Eleanor flushed. “It’s only because of what happened on The Sussex,” she said. What had Dirk called her? His Angel of Mercy?

“Hmm,” said Kit skeptically. “Anyway, what did he have to say for himself?”

So, Eleanor told Kit all about Dirk’s adventure with the French. It was pleasant to share it all with someone else. She was glad she’d told Kit now, and even though she felt like a beginner in terms of being a friend, she was determined to try harder. She wasn’t sure she could extend that to talking about the nightmares, though. She didn’t want to even think of them, let alone speak of them to someone else.

“Actually, I had a bit of news myself today that I haven’t told you about,” Kit said. “Remember I told you about my brother’s plan to visit us soon? Well, he’s coming sometime next week. Probably Wednesday.”

Eleanor made herself smile. “That’s nice.”

Kit pulled a face. “Yes. I don’t know how he’s going to take the news that you’re no longer available, though.”

Eleanor blushed, even though she knew Kit was teasing her. “I shouldn’t think it will affect him in the least, since he has never met me,” she said with dignity, then realized that in so saying, she was obliquely concurring with Kit’s view that there was more than simple friendship between herself and Dirk. “Not that it’s the case,” she said quickly, digging herself further in. “I mean, Dirk and myself aren’t…”

Kit began to laugh.

“Oh, do leave me alone, Kit.” Eleanor was flustered, but after a while she had to smile herself. Kit was impossible, but life was certainly livelier with her around.

In the end, Arthur Ballantine’s proposed visit was postponed because of action on the Front. Kit was devastated and complained constantly, only rallying when a second letter arrived from him giving a revised date for his visit. But by then, Eleanor had too many other things to occupy her mind to worry much about it.

One morning, she was summoned to the matron’s office where, instead of the ticking off she fully expected to receive for she knew not what, she was asked if she would be prepared to help out in the operating theater for a few weeks as they were short-staffed. Even though Eleanor knew she wouldn’t have been asked had there been a qualified nurse available, she was thrilled. Kit, of course, couldn’t understand her enthusiasm at all; she would have been horrified if anyone had asked her to do it.

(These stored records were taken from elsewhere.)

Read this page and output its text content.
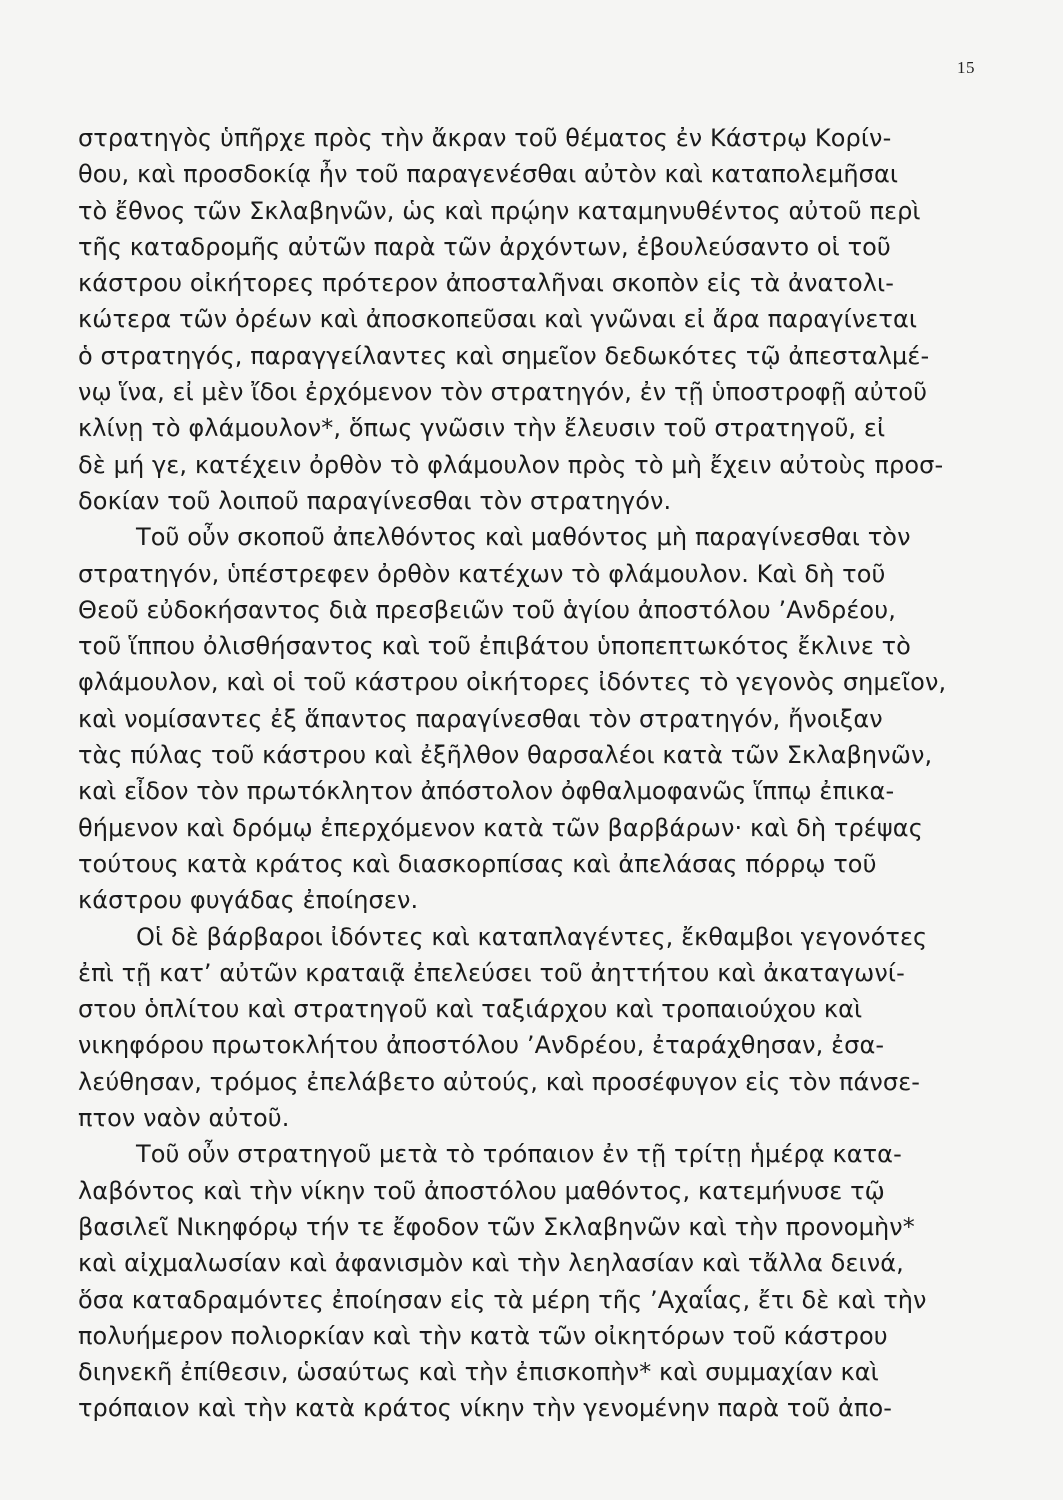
15
στρατηγὸς ὑπῆρχε πρὸς τὴν ἄκραν τοῦ θέματος ἐν Κάστρῳ Κορίν-
θου, καὶ προσδοκίᾳ ἦν τοῦ παραγενέσθαι αὐτὸν καὶ καταπολεμῆσαι
τὸ ἔθνος τῶν Σκλαβηνῶν, ὡς καὶ πρῴην καταμηνυθέντος αὐτοῦ περὶ
τῆς καταδρομῆς αὐτῶν παρὰ τῶν ἀρχόντων, ἐβουλεύσαντο οἱ τοῦ
κάστρου οἰκήτορες πρότερον ἀποσταλῆναι σκοπὸν εἰς τὰ ἀνατολι-
κώτερα τῶν ὀρέων καὶ ἀποσκοπεῦσαι καὶ γνῶναι εἰ ἄρα παραγίνεται
ὁ στρατηγός, παραγγείλαντες καὶ σημεῖον δεδωκότες τῷ ἀπεσταλμέ-
νῳ ἵνα, εἰ μὲν ἴδοι ἐρχόμενον τὸν στρατηγόν, ἐν τῇ ὑποστροφῇ αὐτοῦ
κλίνῃ τὸ φλάμουλον*, ὅπως γνῶσιν τὴν ἔλευσιν τοῦ στρατηγοῦ, εἰ
δὲ μή γε, κατέχειν ὀρθὸν τὸ φλάμουλον πρὸς τὸ μὴ ἔχειν αὐτοὺς προσ-
δοκίαν τοῦ λοιποῦ παραγίνεσθαι τὸν στρατηγόν.
Τοῦ οὖν σκοποῦ ἀπελθόντος καὶ μαθόντος μὴ παραγίνεσθαι τὸν
στρατηγόν, ὑπέστρεφεν ὀρθὸν κατέχων τὸ φλάμουλον. Καὶ δὴ τοῦ
Θεοῦ εὐδοκήσαντος διὰ πρεσβειῶν τοῦ ἁγίου ἀποστόλου ’Ανδρέου,
τοῦ ἵππου ὀλισθήσαντος καὶ τοῦ ἐπιβάτου ὑποπεπτωκότος ἔκλινε τὸ
φλάμουλον, καὶ οἱ τοῦ κάστρου οἰκήτορες ἰδόντες τὸ γεγονὸς σημεῖον,
καὶ νομίσαντες ἐξ ἅπαντος παραγίνεσθαι τὸν στρατηγόν, ἤνοιξαν
τὰς πύλας τοῦ κάστρου καὶ ἐξῆλθον θαρσαλέοι κατὰ τῶν Σκλαβηνῶν,
καὶ εἶδον τὸν πρωτόκλητον ἀπόστολον ὀφθαλμοφανῶς ἵππῳ ἐπικα-
θήμενον καὶ δρόμῳ ἐπερχόμενον κατὰ τῶν βαρβάρων· καὶ δὴ τρέψας
τούτους κατὰ κράτος καὶ διασκορπίσας καὶ ἀπελάσας πόρρῳ τοῦ
κάστρου φυγάδας ἐποίησεν.
Οἱ δὲ βάρβαροι ἰδόντες καὶ καταπλαγέντες, ἔκθαμβοι γεγονότες
ἐπὶ τῇ κατ’ αὐτῶν κραταιᾷ ἐπελεύσει τοῦ ἀηττήτου καὶ ἀκαταγωνί-
στου ὁπλίτου καὶ στρατηγοῦ καὶ ταξιάρχου καὶ τροπαιούχου καὶ
νικηφόρου πρωτοκλήτου ἀποστόλου ’Ανδρέου, ἐταράχθησαν, ἐσα-
λεύθησαν, τρόμος ἐπελάβετο αὐτούς, καὶ προσέφυγον εἰς τὸν πάνσε-
πτον ναὸν αὐτοῦ.
Τοῦ οὖν στρατηγοῦ μετὰ τὸ τρόπαιον ἐν τῇ τρίτῃ ἡμέρᾳ κατα-
λαβόντος καὶ τὴν νίκην τοῦ ἀποστόλου μαθόντος, κατεμήνυσε τῷ
βασιλεῖ Νικηφόρῳ τήν τε ἔφοδον τῶν Σκλαβηνῶν καὶ τὴν προνομὴν*
καὶ αἰχμαλωσίαν καὶ ἀφανισμὸν καὶ τὴν λεηλασίαν καὶ τἄλλα δεινά,
ὅσα καταδραμόντες ἐποίησαν εἰς τὰ μέρη τῆς ’Αχαΐας, ἔτι δὲ καὶ τὴν
πολυήμερον πολιορκίαν καὶ τὴν κατὰ τῶν οἰκητόρων τοῦ κάστρου
διηνεκῆ ἐπίθεσιν, ὡσαύτως καὶ τὴν ἐπισκοπὴν* καὶ συμμαχίαν καὶ
τρόπαιον καὶ τὴν κατὰ κράτος νίκην τὴν γενομένην παρὰ τοῦ ἀπο-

But Eleanor was too excited by the prospect for it to be spoiled by her friend’s negative reaction.

Then another letter arrived from Dirk, and her heart lifted still further at the sight of the dark, scrawled handwriting on the envelope. She was pleased he had written again, and she hurried out to the courtyard garden as soon as she could to enjoy the luxury of reading it on her own.

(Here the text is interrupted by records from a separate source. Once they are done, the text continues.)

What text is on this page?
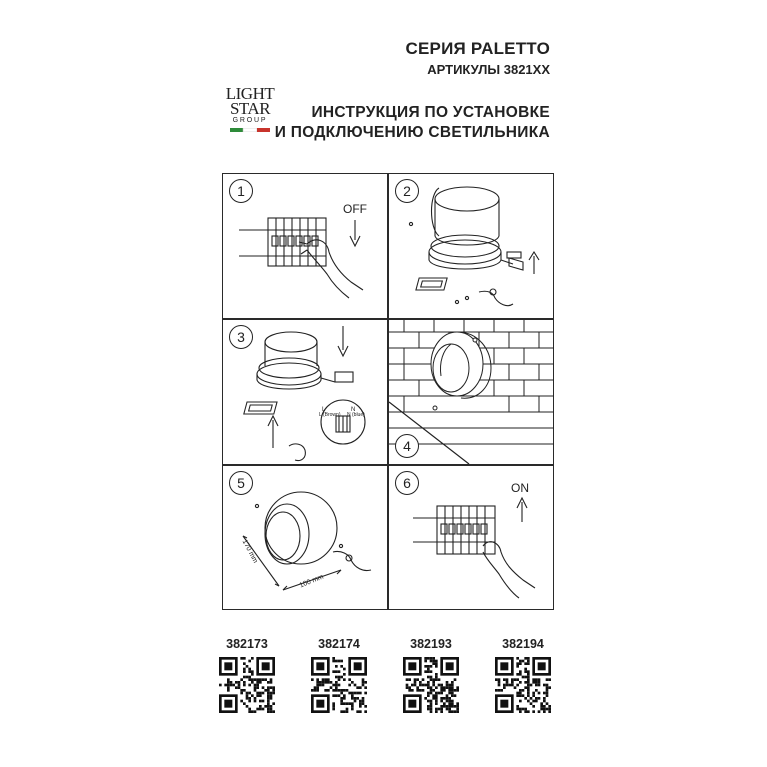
СЕРИЯ PALETTO
АРТИКУЛЫ 3821XX
ИНСТРУКЦИЯ ПО УСТАНОВКЕ
И ПОДКЛЮЧЕНИЮ СВЕТИЛЬНИКА
LIGHT
STAR
GROUP
1
OFF
2
L	N
3
L (Brown) N (blue)
4
5
170 mm
100 mm
6	ON
382173	382174	382193	382194
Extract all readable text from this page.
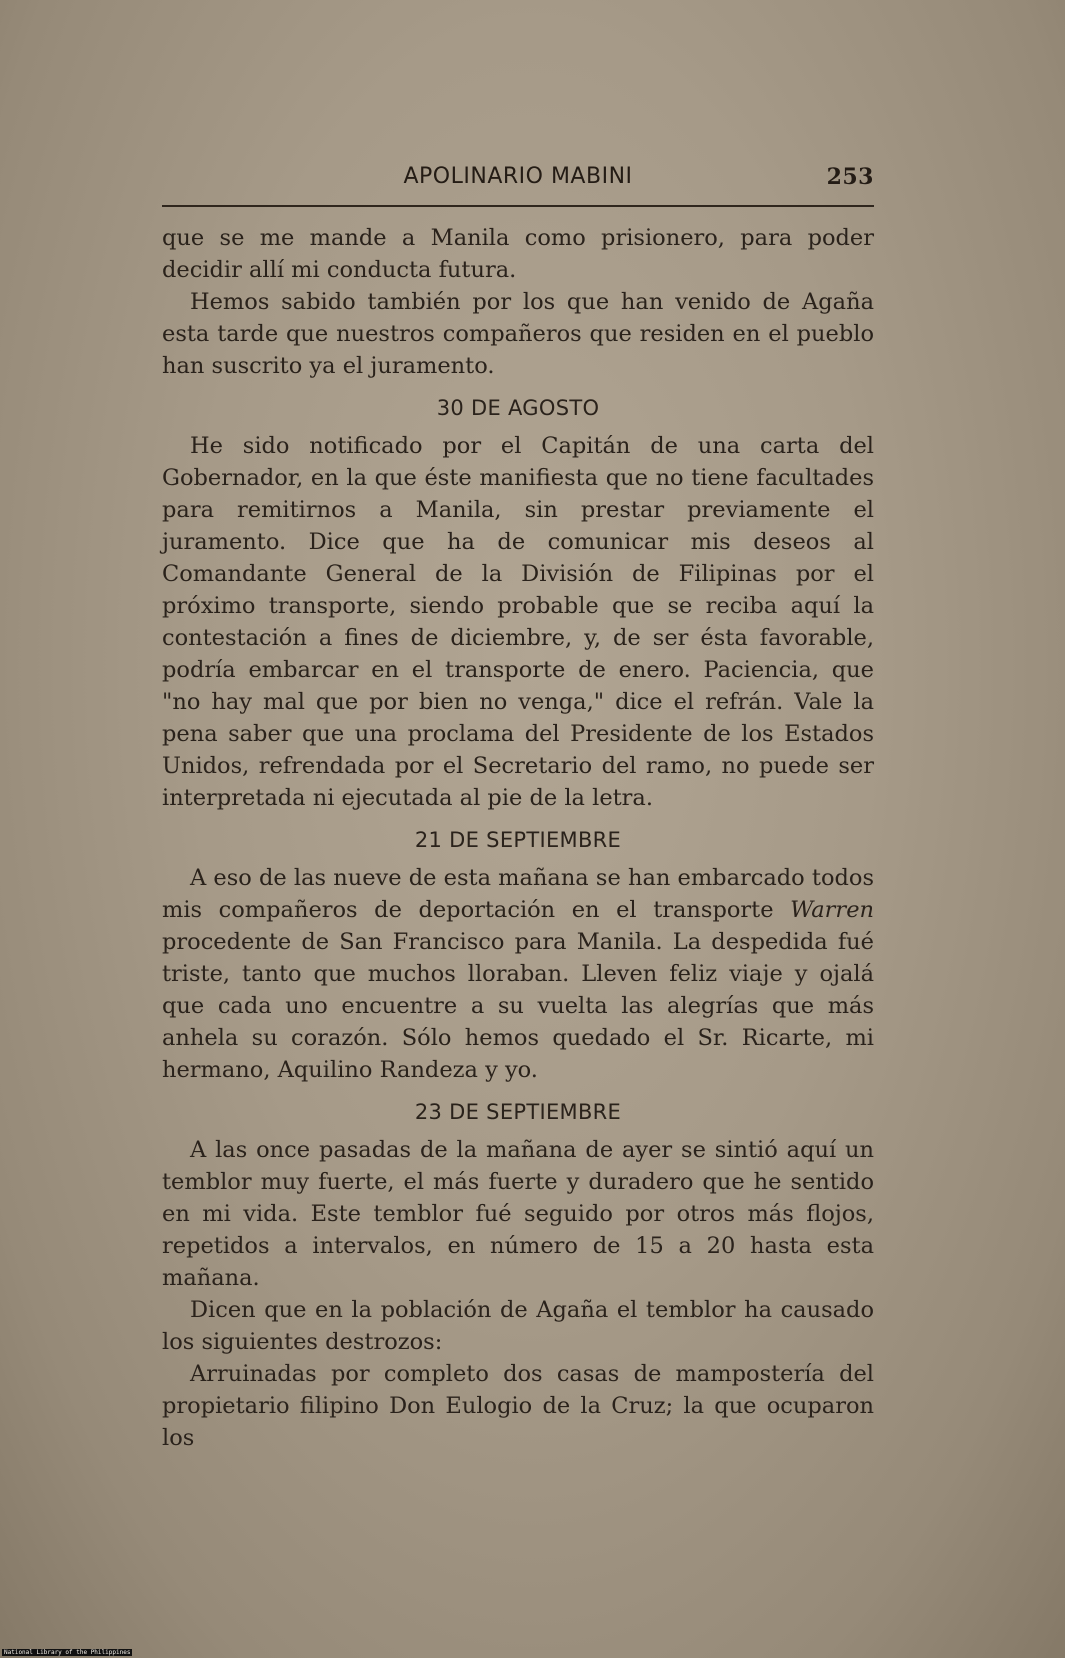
APOLINARIO MABINI	253

que se me mande a Manila como prisionero, para poder decidir allí mi conducta futura.

Hemos sabido también por los que han venido de Agaña esta tarde que nuestros compañeros que residen en el pueblo han suscrito ya el juramento.

30 DE AGOSTO

He sido notificado por el Capitán de una carta del Gobernador, en la que éste manifiesta que no tiene facultades para remitirnos a Manila, sin prestar previamente el juramento. Dice que ha de comunicar mis deseos al Comandante General de la División de Filipinas por el próximo transporte, siendo probable que se reciba aquí la contestación a fines de diciembre, y, de ser ésta favorable, podría embarcar en el transporte de enero. Paciencia, que "no hay mal que por bien no venga," dice el refrán. Vale la pena saber que una proclama del Presidente de los Estados Unidos, refrendada por el Secretario del ramo, no puede ser interpretada ni ejecutada al pie de la letra.

21 DE SEPTIEMBRE

A eso de las nueve de esta mañana se han embarcado todos mis compañeros de deportación en el transporte Warren procedente de San Francisco para Manila. La despedida fué triste, tanto que muchos lloraban. Lleven feliz viaje y ojalá que cada uno encuentre a su vuelta las alegrías que más anhela su corazón. Sólo hemos quedado el Sr. Ricarte, mi hermano, Aquilino Randeza y yo.

23 DE SEPTIEMBRE

A las once pasadas de la mañana de ayer se sintió aquí un temblor muy fuerte, el más fuerte y duradero que he sentido en mi vida. Este temblor fué seguido por otros más flojos, repetidos a intervalos, en número de 15 a 20 hasta esta mañana.

Dicen que en la población de Agaña el temblor ha causado los siguientes destrozos:

Arruinadas por completo dos casas de mampostería del propietario filipino Don Eulogio de la Cruz; la que ocuparon los

National Library of the Philippines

Somewhere in the garden, a blackbird began to sing, and Eleanor sat on her bench with Dirk’s unopened letter on her lap, listening to the sound, a feeling of cautious happiness taking her by surprise. People here thought she was worth knowing—Kit, Dirk, even Sister Palmer in her own way, since, to her great surprise, it had been she who had recommended her as a suitable candidate for theater work.

The cat suddenly leapt out of the bushes and straight onto her lap. “Hello, there,” she said, smiling at him and stroking his silky body. The cat responded by curling himself up into a purring ball on her lap. She stroked him some more, and then finally she took Dirk’s letter from her pocket and ripped it open. She would reply to him once she’d read it, tell him all about her duties here and her excitement about being chosen to assist in theater.